Study: Showbiz Spending Will Fall 1.3% in 2011

Yep, it’s still declining: investment firm Veronis Suhler Stevenson predicts an overall slide in traditional media

Entertainment spending will fall 1.3 percent to $83.3 billion this year, according to a study released Wednesday by the investment firm Veronis Suhler Stevenson (VSS). 

In 2010, revenue in that sector slipped 0.4 percent to $84.4 billion. 

Although internet and wireless companies continue to grow at a fast pace, traditional media continues to be hit by declines in the DVD market and a flat domestic box office. 

Box office spending dipped 0.3 percent to $10.63 billion in 2010. The culprit, VSS wrote, was the lack of a box office phenomenon such as "Avatar" — a strange conclusion to draw, given that the James Cameron film, although released over the Christmas holiday in 2009, grossed the bulk of its global revenue in calendar year 2010.

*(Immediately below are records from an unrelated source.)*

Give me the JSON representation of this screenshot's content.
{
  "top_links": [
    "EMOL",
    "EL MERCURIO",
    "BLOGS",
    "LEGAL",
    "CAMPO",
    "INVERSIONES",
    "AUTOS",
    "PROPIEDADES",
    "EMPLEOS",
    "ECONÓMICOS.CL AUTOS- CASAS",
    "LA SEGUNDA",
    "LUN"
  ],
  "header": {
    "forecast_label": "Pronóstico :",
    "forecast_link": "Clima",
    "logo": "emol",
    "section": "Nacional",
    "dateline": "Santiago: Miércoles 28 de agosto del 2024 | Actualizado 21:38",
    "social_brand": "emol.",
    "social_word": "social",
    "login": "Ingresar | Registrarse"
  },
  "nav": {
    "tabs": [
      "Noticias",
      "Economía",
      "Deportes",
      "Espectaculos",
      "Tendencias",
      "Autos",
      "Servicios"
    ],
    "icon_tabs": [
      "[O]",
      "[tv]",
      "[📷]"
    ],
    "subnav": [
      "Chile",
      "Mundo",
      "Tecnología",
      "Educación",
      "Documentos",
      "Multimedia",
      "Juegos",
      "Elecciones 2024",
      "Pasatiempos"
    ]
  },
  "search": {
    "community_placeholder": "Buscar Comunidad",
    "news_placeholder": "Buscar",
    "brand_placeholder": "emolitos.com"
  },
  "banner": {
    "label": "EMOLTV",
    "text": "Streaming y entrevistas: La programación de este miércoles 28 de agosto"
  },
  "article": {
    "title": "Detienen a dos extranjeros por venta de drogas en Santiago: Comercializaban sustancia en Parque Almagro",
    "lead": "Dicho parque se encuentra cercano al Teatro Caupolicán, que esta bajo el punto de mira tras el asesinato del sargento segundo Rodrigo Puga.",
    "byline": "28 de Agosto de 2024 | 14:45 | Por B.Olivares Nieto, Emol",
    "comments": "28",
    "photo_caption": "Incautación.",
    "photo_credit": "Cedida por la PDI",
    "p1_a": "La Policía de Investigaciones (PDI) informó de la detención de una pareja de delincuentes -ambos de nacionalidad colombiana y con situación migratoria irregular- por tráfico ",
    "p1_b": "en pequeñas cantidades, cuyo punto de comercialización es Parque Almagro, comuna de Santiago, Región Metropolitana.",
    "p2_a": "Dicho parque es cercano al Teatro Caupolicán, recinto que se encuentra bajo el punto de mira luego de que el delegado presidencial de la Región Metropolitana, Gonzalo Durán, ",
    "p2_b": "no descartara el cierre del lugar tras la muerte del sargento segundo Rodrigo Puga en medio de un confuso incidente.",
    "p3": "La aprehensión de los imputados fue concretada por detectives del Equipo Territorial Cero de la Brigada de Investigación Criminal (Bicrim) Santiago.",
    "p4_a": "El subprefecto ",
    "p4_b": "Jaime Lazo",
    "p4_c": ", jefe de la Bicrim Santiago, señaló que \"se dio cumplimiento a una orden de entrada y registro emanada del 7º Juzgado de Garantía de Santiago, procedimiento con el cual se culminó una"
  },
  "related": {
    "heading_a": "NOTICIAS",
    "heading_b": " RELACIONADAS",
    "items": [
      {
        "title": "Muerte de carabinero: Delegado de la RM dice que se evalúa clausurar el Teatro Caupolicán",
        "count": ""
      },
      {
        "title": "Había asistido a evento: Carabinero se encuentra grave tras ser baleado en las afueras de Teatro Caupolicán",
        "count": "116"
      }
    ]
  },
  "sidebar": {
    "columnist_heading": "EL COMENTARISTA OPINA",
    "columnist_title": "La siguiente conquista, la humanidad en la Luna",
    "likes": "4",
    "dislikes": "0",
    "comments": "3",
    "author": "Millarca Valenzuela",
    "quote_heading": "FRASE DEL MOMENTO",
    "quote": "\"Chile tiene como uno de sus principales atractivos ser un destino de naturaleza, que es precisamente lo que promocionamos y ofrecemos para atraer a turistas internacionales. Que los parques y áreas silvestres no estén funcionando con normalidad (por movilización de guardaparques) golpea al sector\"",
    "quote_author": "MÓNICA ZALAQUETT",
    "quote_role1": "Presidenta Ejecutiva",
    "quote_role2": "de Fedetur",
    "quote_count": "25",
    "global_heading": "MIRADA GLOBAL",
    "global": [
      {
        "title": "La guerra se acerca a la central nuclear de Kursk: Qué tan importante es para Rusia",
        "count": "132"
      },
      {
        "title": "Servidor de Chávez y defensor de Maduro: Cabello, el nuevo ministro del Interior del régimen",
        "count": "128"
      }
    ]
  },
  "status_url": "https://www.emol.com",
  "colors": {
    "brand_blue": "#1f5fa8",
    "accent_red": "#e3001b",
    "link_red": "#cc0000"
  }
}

That 0.3 percent is a decline the poor home entertainment sector would probably kill to suffer. Spending in that sector fell 8.7 percent to $20.36 billion in 2010, primarily due to sagging DVD purchases and the rise of cheaper streaming rental services like Netflix.

However, VSS expected the hard-hit industry would experience modest gains over this year as digital platforms start paying higher prices for content. 

Not so the television business. Program spending grew 8.2 percent to $32.4 billion in 2010 due to a larger commitment from broadcasters to original programming and coverage of the Winter Olympics, VSS said. 

The communications industry is growing faster than most other economic sectors.

It's a very different picture in the overall communications industry, where spending in the sector is on pace to grow 4.1 percent in 2011 to $1.12 trillion outstripping the national gross domestic product. 

The reason, VSS said, it the cross-pollination of computer, internet and wireless technologies, which are rapidly shaking up the way consumers access media. 

By the end of 2015, the communications industry will be the eighth-fastest-growing and fourth-largest U.S. economic component, according to the report.